The Conference Board Consumer Confidence Index declined slightly in September to 119.8, down from 120.4 in August just below the 120.2 median forecast. Still, despite two devastating hurricanes in states that are the nation’s two top economic contributors, consumer confidence is till unusually strong.
The Present Situation Index ticked down from 148.4 to 146.1, while the Expectations Index still rose marginally from 101.7 last month to 102.2. The monthly Consumer Confidence Survey, which is based on a probability-design random sample, was conducted for the Conference Board by Nielsen with a September 18 cutoff date for the preliminary results.

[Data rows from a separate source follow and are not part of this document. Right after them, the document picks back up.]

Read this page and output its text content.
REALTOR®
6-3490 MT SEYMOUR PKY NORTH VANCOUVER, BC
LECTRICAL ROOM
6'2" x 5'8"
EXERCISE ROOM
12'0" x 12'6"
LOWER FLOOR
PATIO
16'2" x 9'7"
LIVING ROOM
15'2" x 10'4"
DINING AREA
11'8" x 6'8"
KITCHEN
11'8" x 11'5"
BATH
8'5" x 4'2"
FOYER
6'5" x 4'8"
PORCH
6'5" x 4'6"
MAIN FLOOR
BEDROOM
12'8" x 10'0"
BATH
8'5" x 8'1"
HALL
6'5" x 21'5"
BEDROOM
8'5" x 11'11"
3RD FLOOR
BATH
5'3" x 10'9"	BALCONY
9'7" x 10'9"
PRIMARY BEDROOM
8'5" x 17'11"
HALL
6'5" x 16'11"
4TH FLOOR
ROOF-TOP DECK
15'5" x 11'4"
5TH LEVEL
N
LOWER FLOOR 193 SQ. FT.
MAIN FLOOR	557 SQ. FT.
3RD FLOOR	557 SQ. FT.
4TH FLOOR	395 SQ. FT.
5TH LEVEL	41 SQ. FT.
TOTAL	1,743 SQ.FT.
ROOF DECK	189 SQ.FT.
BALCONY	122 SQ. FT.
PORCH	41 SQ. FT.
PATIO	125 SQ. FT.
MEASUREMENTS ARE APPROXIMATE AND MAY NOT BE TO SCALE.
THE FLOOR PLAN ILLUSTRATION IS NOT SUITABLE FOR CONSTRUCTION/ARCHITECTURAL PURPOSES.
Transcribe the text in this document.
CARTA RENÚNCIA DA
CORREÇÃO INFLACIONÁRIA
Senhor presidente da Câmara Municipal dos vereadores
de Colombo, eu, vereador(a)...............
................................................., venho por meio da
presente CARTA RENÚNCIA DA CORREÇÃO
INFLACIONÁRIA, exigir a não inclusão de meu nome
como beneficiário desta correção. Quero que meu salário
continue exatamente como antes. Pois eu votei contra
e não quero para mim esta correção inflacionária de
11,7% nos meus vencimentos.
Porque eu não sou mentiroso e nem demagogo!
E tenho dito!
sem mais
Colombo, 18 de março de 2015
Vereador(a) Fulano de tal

“Consumer confidence decreased slightly in September after a marginal improvement in August,” said Lynn Franco, Director of Economic Indicators at The Conference Board. “Confidence in Texas and Florida, however, decreased considerably, as these two states were the most severely impacted by Hurricanes Harvey and Irma. Despite the slight downtick in confidence, consumers’ assessment of current conditions remains quite favorable and their expectations for the short-term suggest the economy will continue expanding at its current pace.”
Consumers’ assessment of current conditions only moderated slightly in September, as those saying business conditions are “good” inched down from 34.5% to 33.9%. Those saying business conditions are “bad” ticked up from 13.2% to 13.8%. Consumers’ views of the labor market was also down but still very upbeat. Those stating jobs are “plentiful” fell from 34.4% to 32.6%. However, those claiming jobs are “hard to get” actually fell from 18.4% to 18.1%.
Consumers’ optimism about the short-term outlook was marginally more positive in September. The percentage of consumers expecting business conditions to improve over the next six months rose slightly from 19.8% to 20.2%, while those expecting business conditions to worsen did tick up from 8.0% to 9.9%.
Consumers’ outlook for the labor market was more favorable than in August, with those expecting more jobs in the months ahead surging from 16.8% to 19.5%. Those anticipating fewer jobs rose only marginally from 13.2% to 13.5%. As it relates to short-term income prospects, the percentage of consumers expecting an improvement gained moderately from 19.9% to 20.5%, while the proportion expecting a decline was virtually unchanged at 8.3%.